The Us has 16 intelligence agencies, which include the Central Intelligence Agency (CIA), the Federal Bureau of Investigation (FBI), the Pentagon, and the Homeland Security Department.
Around 80 percent of the intelligence budget is consumed by the Pentagon intelligence agencies, including the National Security Agency, the National Reconnaissance Office, National Geospatial Intelligence Agency and the Defense Intelligence Agency, AP reported.
According to the Office of the Director National Intelligence (ODNI), the budget has grown for two years running, from $43.5 billion in 2007 to $47.5 billion in fiscal 2008.
The ODNI has refused to provide any other specific details on how much each agency spends and on what, saying the release of such information "could harm national security."
Budgets for the United States' 16 intelligence agencies and their 200,000 employees were a closely-guarded secret until 2007.
Under a law passed that year, however, the US secret intelligence community has been required to disclose the annual budget.
The Clinton administration voluntarily disclosed the budget in 1997 and 1998. It was then $26.6 billion and $26.7 billion, respectively.

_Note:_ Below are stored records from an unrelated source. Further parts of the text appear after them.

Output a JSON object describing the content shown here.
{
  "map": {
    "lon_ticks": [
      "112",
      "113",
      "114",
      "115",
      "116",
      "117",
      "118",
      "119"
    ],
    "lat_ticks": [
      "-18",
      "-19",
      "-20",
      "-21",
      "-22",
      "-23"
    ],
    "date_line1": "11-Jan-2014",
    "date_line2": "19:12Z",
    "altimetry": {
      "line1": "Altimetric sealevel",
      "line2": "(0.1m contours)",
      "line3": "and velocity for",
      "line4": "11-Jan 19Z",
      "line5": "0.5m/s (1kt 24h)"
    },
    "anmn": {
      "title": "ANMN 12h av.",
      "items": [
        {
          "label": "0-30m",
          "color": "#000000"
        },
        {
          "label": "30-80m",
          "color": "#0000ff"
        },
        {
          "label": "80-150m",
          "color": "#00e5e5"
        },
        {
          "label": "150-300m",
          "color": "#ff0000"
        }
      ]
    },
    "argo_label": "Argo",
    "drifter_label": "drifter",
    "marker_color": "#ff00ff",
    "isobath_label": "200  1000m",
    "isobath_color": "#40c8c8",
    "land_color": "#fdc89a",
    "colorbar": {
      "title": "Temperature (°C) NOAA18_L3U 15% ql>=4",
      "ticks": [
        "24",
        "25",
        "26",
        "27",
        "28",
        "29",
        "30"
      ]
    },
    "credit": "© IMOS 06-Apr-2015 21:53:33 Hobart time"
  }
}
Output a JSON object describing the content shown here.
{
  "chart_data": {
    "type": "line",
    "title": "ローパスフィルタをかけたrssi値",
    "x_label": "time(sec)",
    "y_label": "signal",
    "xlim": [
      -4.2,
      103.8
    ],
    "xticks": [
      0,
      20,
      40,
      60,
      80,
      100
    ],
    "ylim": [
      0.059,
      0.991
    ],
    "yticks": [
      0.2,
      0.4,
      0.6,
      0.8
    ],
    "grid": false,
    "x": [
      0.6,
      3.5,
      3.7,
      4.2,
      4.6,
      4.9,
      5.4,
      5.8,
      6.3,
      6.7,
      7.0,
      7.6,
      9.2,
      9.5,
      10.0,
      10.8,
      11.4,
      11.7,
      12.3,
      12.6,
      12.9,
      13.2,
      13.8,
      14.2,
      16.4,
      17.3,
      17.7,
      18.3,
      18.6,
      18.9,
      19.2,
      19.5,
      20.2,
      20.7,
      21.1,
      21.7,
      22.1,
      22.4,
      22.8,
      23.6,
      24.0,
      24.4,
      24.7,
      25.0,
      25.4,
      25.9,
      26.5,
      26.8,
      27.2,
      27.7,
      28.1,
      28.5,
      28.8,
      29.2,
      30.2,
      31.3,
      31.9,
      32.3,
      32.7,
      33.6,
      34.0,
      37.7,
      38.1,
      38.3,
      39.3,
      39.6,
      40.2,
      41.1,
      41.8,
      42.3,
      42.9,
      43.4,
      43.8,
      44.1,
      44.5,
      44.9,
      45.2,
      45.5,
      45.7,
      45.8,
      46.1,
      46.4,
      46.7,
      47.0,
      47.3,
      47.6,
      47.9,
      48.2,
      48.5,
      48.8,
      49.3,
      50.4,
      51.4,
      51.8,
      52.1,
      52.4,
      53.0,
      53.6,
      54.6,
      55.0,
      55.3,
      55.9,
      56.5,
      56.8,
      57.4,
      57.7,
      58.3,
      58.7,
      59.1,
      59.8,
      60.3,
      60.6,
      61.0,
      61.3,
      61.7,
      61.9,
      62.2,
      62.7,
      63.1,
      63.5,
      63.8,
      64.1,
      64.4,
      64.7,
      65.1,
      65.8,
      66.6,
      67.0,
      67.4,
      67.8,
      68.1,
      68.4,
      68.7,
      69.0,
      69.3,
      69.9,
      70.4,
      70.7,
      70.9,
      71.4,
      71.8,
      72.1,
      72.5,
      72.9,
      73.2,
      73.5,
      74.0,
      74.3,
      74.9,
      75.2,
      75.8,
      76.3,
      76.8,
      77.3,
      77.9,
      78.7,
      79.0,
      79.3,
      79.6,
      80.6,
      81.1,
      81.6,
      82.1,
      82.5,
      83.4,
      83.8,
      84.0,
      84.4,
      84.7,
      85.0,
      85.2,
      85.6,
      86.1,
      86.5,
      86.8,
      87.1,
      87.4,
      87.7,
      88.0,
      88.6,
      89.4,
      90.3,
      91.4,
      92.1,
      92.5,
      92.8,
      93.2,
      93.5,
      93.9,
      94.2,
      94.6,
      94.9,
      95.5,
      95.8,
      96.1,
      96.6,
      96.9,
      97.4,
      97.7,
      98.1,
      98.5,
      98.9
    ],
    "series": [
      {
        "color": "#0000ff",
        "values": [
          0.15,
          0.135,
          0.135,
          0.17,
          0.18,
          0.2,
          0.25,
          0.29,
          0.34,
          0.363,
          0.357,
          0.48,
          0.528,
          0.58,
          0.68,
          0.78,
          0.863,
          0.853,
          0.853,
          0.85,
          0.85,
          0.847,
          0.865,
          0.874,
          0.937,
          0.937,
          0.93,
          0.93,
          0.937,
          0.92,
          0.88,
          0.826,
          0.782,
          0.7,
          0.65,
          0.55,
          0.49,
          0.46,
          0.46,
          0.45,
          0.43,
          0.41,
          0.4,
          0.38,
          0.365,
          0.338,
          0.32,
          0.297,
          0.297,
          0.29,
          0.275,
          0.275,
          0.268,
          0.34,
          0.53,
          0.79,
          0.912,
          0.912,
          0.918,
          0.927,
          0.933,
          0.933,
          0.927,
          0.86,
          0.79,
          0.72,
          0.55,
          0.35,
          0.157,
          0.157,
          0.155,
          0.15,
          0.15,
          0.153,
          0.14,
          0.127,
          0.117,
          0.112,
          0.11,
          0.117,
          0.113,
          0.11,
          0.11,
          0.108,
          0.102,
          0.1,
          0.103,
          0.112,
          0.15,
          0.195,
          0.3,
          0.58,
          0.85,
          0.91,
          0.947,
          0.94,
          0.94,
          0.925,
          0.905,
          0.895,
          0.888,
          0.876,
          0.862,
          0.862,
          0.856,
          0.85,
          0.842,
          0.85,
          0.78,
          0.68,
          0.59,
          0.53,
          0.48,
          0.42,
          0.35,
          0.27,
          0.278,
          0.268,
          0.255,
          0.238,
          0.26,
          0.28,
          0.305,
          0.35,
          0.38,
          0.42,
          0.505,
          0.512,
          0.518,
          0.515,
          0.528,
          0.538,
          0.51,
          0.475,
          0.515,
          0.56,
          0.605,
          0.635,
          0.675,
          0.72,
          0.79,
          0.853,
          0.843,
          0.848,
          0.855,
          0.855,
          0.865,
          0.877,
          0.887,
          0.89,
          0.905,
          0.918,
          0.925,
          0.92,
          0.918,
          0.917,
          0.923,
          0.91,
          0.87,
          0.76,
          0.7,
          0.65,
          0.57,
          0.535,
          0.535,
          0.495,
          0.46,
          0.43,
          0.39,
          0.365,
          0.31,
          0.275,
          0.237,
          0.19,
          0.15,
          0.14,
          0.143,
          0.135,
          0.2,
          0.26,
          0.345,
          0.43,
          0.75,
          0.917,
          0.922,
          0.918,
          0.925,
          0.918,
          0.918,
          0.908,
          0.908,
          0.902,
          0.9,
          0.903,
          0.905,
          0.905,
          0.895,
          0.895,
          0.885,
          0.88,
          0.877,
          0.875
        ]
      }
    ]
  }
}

That is a 50% increase in 10 years!
OMG. Where did this come from??
Many famous people have said that spending resources to create things that get blown up is the worst sort of economics- no increased productivity, no improved infrastructure, not even a consumption benefit.
"military spending increases unemployment and decreases economic growth."
This would be relative since defense contractors are notoriously bloated, inefficient and overpaid. Anyone fro a $5K toilet seat??